Disable UAC via command line is pretty simple, you will need to run the following command (with elevated rights 🙂 ).
%windir%\System32\reg.exe ADD HKLM\SOFTWARE\Microsoft\Windows\CurrentVersion\Policies\System /v EnableLUA /t REG_DWORD /d 0 /f
That’s pretty much it. Remember that UAC (User Account Control) has been introduced since Microsoft Windows Vista (called LUA for Limited User Account, then renamed UAP for User Account Protection) and Windows Server 2008. It got a bit better from Windows 7/Server 2008 R2 and the newer Operative Systems. I suggest to keep it on for security reasons ans it limits the software to standard user privileges until said software requires elevated rights to perform an action in which case you’ll be prompt for confirmation.
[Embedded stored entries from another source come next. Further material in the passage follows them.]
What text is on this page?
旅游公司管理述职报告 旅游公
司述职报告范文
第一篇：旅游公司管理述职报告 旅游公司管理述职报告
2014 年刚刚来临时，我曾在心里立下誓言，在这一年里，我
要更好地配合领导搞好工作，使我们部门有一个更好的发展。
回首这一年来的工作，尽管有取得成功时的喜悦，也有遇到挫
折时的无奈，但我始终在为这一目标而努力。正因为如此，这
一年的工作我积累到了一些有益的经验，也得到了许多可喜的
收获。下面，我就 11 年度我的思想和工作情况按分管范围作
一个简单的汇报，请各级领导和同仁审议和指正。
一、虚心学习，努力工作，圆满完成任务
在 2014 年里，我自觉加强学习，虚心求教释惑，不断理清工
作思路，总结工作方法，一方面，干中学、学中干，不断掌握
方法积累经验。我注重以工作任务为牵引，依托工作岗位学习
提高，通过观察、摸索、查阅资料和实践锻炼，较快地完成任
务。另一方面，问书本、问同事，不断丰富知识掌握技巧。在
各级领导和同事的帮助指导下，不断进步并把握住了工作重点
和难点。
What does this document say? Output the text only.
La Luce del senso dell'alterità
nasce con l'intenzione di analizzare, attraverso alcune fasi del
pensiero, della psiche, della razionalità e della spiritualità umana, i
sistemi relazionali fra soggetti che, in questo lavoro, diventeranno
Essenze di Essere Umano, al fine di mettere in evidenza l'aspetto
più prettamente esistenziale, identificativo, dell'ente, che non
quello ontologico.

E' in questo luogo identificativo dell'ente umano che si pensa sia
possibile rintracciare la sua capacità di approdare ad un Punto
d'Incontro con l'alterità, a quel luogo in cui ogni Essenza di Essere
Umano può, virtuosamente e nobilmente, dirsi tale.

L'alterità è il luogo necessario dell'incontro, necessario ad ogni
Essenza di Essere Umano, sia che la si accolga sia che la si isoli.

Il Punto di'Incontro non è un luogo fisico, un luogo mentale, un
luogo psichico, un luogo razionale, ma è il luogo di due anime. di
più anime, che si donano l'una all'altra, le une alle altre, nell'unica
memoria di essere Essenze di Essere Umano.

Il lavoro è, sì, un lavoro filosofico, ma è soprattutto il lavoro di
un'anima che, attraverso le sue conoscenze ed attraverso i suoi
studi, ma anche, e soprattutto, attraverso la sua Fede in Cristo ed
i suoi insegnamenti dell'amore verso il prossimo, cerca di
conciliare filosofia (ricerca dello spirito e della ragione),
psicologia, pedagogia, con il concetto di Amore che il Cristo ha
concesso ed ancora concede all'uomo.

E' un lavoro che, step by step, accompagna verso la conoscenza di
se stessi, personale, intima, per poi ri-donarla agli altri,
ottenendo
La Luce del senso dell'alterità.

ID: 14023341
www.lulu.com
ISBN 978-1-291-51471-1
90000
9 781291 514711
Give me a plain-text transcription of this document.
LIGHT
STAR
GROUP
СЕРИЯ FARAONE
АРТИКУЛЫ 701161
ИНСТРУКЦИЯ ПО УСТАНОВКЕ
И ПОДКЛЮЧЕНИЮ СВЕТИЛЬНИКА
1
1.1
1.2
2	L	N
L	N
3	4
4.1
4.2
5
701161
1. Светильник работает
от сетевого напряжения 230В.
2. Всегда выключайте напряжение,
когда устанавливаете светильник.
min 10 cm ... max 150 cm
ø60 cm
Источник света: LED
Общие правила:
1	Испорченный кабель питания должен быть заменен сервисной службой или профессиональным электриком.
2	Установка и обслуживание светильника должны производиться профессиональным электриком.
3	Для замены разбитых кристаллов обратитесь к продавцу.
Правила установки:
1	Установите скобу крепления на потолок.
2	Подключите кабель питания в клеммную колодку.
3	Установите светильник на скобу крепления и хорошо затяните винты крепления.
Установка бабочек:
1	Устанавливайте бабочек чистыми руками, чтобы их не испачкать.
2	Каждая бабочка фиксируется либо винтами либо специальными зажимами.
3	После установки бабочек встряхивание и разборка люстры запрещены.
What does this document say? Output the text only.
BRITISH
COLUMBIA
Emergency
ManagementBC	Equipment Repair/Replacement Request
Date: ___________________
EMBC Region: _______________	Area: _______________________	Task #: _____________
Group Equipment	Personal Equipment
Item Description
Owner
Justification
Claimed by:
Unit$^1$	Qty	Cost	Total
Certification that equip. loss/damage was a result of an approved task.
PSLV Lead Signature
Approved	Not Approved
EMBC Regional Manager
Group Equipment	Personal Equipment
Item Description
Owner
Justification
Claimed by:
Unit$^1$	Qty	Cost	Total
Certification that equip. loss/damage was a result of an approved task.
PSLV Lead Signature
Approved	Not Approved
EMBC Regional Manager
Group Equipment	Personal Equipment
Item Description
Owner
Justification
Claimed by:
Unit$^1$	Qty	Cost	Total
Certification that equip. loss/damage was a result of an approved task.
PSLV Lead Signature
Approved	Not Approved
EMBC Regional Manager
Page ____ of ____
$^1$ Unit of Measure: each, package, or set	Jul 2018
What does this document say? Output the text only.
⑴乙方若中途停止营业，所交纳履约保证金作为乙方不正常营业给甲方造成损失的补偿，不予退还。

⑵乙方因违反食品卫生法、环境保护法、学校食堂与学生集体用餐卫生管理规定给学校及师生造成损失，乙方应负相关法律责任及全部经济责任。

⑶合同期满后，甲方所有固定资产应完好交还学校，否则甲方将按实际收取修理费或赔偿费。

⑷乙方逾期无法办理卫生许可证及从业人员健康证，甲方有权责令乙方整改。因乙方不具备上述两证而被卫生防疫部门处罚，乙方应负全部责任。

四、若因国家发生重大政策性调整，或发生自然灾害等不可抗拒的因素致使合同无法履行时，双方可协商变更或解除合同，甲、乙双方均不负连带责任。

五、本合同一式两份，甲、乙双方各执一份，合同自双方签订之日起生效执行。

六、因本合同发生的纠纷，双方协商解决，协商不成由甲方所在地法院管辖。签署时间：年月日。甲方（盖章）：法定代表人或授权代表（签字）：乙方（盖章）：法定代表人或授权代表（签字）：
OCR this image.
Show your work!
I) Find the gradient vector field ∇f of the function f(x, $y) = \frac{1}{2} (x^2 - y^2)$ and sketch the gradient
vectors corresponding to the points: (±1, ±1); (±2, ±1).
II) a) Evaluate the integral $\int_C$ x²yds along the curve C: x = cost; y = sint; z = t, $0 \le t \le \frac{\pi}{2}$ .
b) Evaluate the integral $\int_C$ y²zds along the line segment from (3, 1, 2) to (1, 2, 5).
Service Desk personnel might always prefer it to be disabled 🙂
One thing I personally dislike when the User Account Control is enabled, is the ability to access folders that perhaps allow access to just “Administrators”. Even if my account is in the Administrators group, it’ll still ask me to “Continue” which is a very dangerous button as it’ll assign a very ugly permission under said folder in order to allow you to access it without being bothered. Imagine on a server which is probably accessed by 50 systems administrators: you’ll have 50 extra entries in the folder’s permissions.
In case you want to add this command line as a step of a Task Sequence in SCCM, you can Add > General > Run Command Line and paste the command posted above. Remember to add this step once the machine reboots in the currently installed default OS.